An officer ordered the man to identify himself, and Gates refused, according to the report. Gates began calling the officer a racist and said repeatedly, “This is what happens to black men in America.”
Officers said they tried to calm down the 58-year-old academic, who responded, “You don’t know who you’re messing with,” according to the police report.
Gates was arrested on a disorderly conduct charge after police said he “exhibited loud and tumultuous behavior.” He was released later that day on his own recognizance and arraignment was scheduled for Aug. 26.
…Counter said he spoke to Gates, who told him police continued to question him after he showed them his license and Harvard identification.
“They did not believe him when he said that he was in his own home,” Counter said. “He was totally mistreated in this incident.”
The incident report (pdf) was put online by The Boston Globe.
The account in the incident report certainly makes it look like Gates was an overreacting crazy-man, but that’s assuming officers only tell the truth. Officers who feel honor-bound to the truth are a cultural fabrication, a myth. In situations where it’s a citizen’s word against an officer’s, the cop usually wins. It would take a special kind of naiveté to not believe this is regularly taken advantage of. Take, for example, what just happened in Philadelphia.
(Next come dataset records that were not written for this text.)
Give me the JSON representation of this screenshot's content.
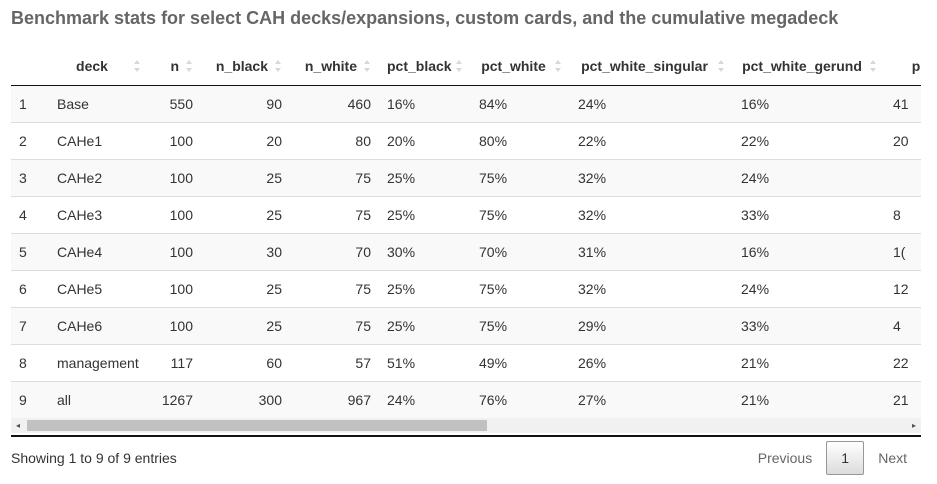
{
  "title": "Benchmark stats for select CAH decks/expansions, custom cards, and the cumulative megadeck",
  "columns": [
    "",
    "deck",
    "n",
    "n_black",
    "n_white",
    "pct_black",
    "pct_white",
    "pct_white_singular",
    "pct_white_gerund",
    "p"
  ],
  "rows": [
    {
      "idx": "1",
      "deck": "Base",
      "n": "550",
      "n_black": "90",
      "n_white": "460",
      "pct_black": "16%",
      "pct_white": "84%",
      "pct_white_singular": "24%",
      "pct_white_gerund": "16%",
      "extra": "41"
    },
    {
      "idx": "2",
      "deck": "CAHe1",
      "n": "100",
      "n_black": "20",
      "n_white": "80",
      "pct_black": "20%",
      "pct_white": "80%",
      "pct_white_singular": "22%",
      "pct_white_gerund": "22%",
      "extra": "20"
    },
    {
      "idx": "3",
      "deck": "CAHe2",
      "n": "100",
      "n_black": "25",
      "n_white": "75",
      "pct_black": "25%",
      "pct_white": "75%",
      "pct_white_singular": "32%",
      "pct_white_gerund": "24%",
      "extra": ""
    },
    {
      "idx": "4",
      "deck": "CAHe3",
      "n": "100",
      "n_black": "25",
      "n_white": "75",
      "pct_black": "25%",
      "pct_white": "75%",
      "pct_white_singular": "32%",
      "pct_white_gerund": "33%",
      "extra": "8"
    },
    {
      "idx": "5",
      "deck": "CAHe4",
      "n": "100",
      "n_black": "30",
      "n_white": "70",
      "pct_black": "30%",
      "pct_white": "70%",
      "pct_white_singular": "31%",
      "pct_white_gerund": "16%",
      "extra": "1("
    },
    {
      "idx": "6",
      "deck": "CAHe5",
      "n": "100",
      "n_black": "25",
      "n_white": "75",
      "pct_black": "25%",
      "pct_white": "75%",
      "pct_white_singular": "32%",
      "pct_white_gerund": "24%",
      "extra": "12"
    },
    {
      "idx": "7",
      "deck": "CAHe6",
      "n": "100",
      "n_black": "25",
      "n_white": "75",
      "pct_black": "25%",
      "pct_white": "75%",
      "pct_white_singular": "29%",
      "pct_white_gerund": "33%",
      "extra": "4"
    },
    {
      "idx": "8",
      "deck": "management",
      "n": "117",
      "n_black": "60",
      "n_white": "57",
      "pct_black": "51%",
      "pct_white": "49%",
      "pct_white_singular": "26%",
      "pct_white_gerund": "21%",
      "extra": "22"
    },
    {
      "idx": "9",
      "deck": "all",
      "n": "1267",
      "n_black": "300",
      "n_white": "967",
      "pct_black": "24%",
      "pct_white": "76%",
      "pct_white_singular": "27%",
      "pct_white_gerund": "21%",
      "extra": "21"
    }
  ],
  "info": "Showing 1 to 9 of 9 entries",
  "pagination": {
    "previous": "Previous",
    "current": "1",
    "next": "Next"
  },
  "scrollbar": {
    "left_arrow": "◂",
    "right_arrow": "▸"
  },
  "colors": {
    "title": "#666666",
    "stripe": "#f9f9f9",
    "rule": "#111111"
  }
}
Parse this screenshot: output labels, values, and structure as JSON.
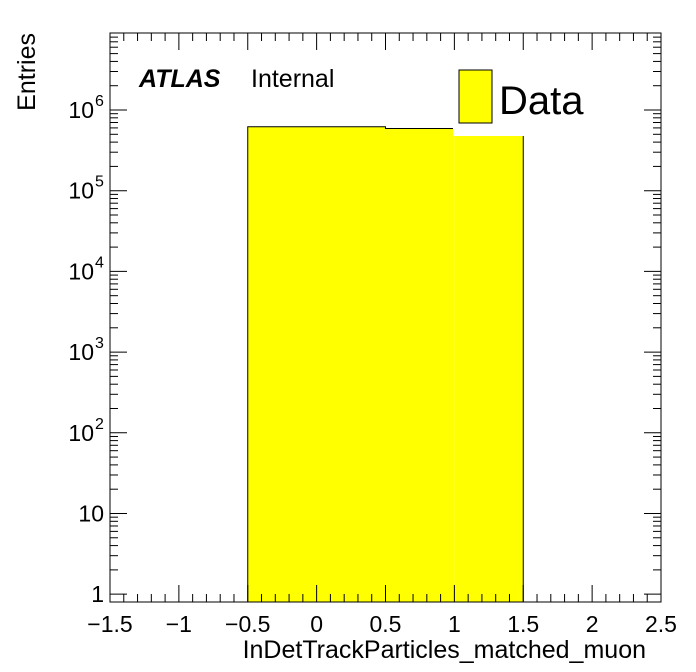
{
  "chart_data": {
    "type": "bar",
    "title": "",
    "xlabel": "InDetTrackParticles_matched_muon",
    "ylabel": "Entries",
    "xlim": [
      -1.5,
      2.5
    ],
    "ylim": [
      0.8,
      9000000
    ],
    "yscale": "log",
    "x_ticks": [
      "−1.5",
      "−1",
      "−0.5",
      "0",
      "0.5",
      "1",
      "1.5",
      "2",
      "2.5"
    ],
    "x_tick_values": [
      -1.5,
      -1,
      -0.5,
      0,
      0.5,
      1,
      1.5,
      2,
      2.5
    ],
    "y_tick_values": [
      1,
      10,
      100,
      1000,
      10000,
      100000,
      1000000
    ],
    "y_ticks": [
      {
        "base": "1",
        "exp": ""
      },
      {
        "base": "10",
        "exp": ""
      },
      {
        "base": "10",
        "exp": "2"
      },
      {
        "base": "10",
        "exp": "3"
      },
      {
        "base": "10",
        "exp": "4"
      },
      {
        "base": "10",
        "exp": "5"
      },
      {
        "base": "10",
        "exp": "6"
      }
    ],
    "bins": [
      {
        "x_low": -0.5,
        "x_high": 0.5,
        "value": 620000
      },
      {
        "x_low": 0.5,
        "x_high": 1.0,
        "value": 590000
      },
      {
        "x_low": 1.0,
        "x_high": 1.5,
        "value": 540000
      }
    ],
    "series": [
      {
        "name": "Data",
        "color": "#ffff00",
        "edge_color": "#000000"
      }
    ],
    "legend_position": "top-right",
    "grid": false
  },
  "labels": {
    "atlas": "ATLAS",
    "internal": "Internal"
  }
}
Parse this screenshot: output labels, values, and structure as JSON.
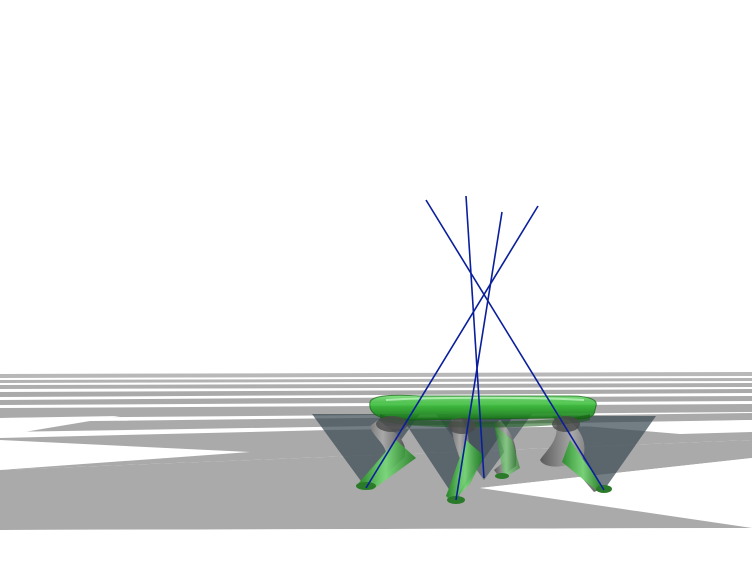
{
  "viewer": {
    "background_color": "#ffffff",
    "ground": {
      "pattern": "checkerboard",
      "light_color": "#ffffff",
      "dark_color": "#aaaaaa"
    },
    "robot": {
      "type": "quadruped",
      "body_color": "#2fb52f",
      "leg_color": "#6e6e6e",
      "friction_cone_color": "#3c4b55",
      "force_line_color": "#0a1f9c",
      "leg_count": 4
    }
  }
}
WHEN AGNES LAWLESS and three friends were inside a Lukoil convenience store in the Northeast at 3 a.m. last August, they’d all but forgotten the fender-bender in which they’d been involved moments earlier.
There was little damage, and the other driver had left the scene, near Northeast Philadelphia Airport.
What they didn’t know was that they’d been rear-ended by the son of a police officer who was on duty, and dad was about to get involved.
Lawless was standing at the counter of the store, at Comly Road and Roosevelt Boulevard, smiling and chatting with the clerk, when she was grabbed from behind and violently pushed back with a police officer’s gun in her face.
…After a chaotic struggle, Lawless was arrested and charged with assaulting the officer.
Lawless and her three friends, all in their early 20s, filed complaints with the Police Department’s Internal Affairs Bureau. But in cases in which it’s a defendant’s word against a police officer’s, the benefit of doubt often falls to the cop.
Except when there’s video.
That right there is one of the many reasons I don’t trust the police, let alone an incident report. The odds are pretty good that the cop in the Gates situation is indeed a super racist, but I’ve been wrong before. Maybe Gates is just an asshole, who knows.
Still, I think I’m still going to trust a goddamn MacArthur Fellow over Officer Random.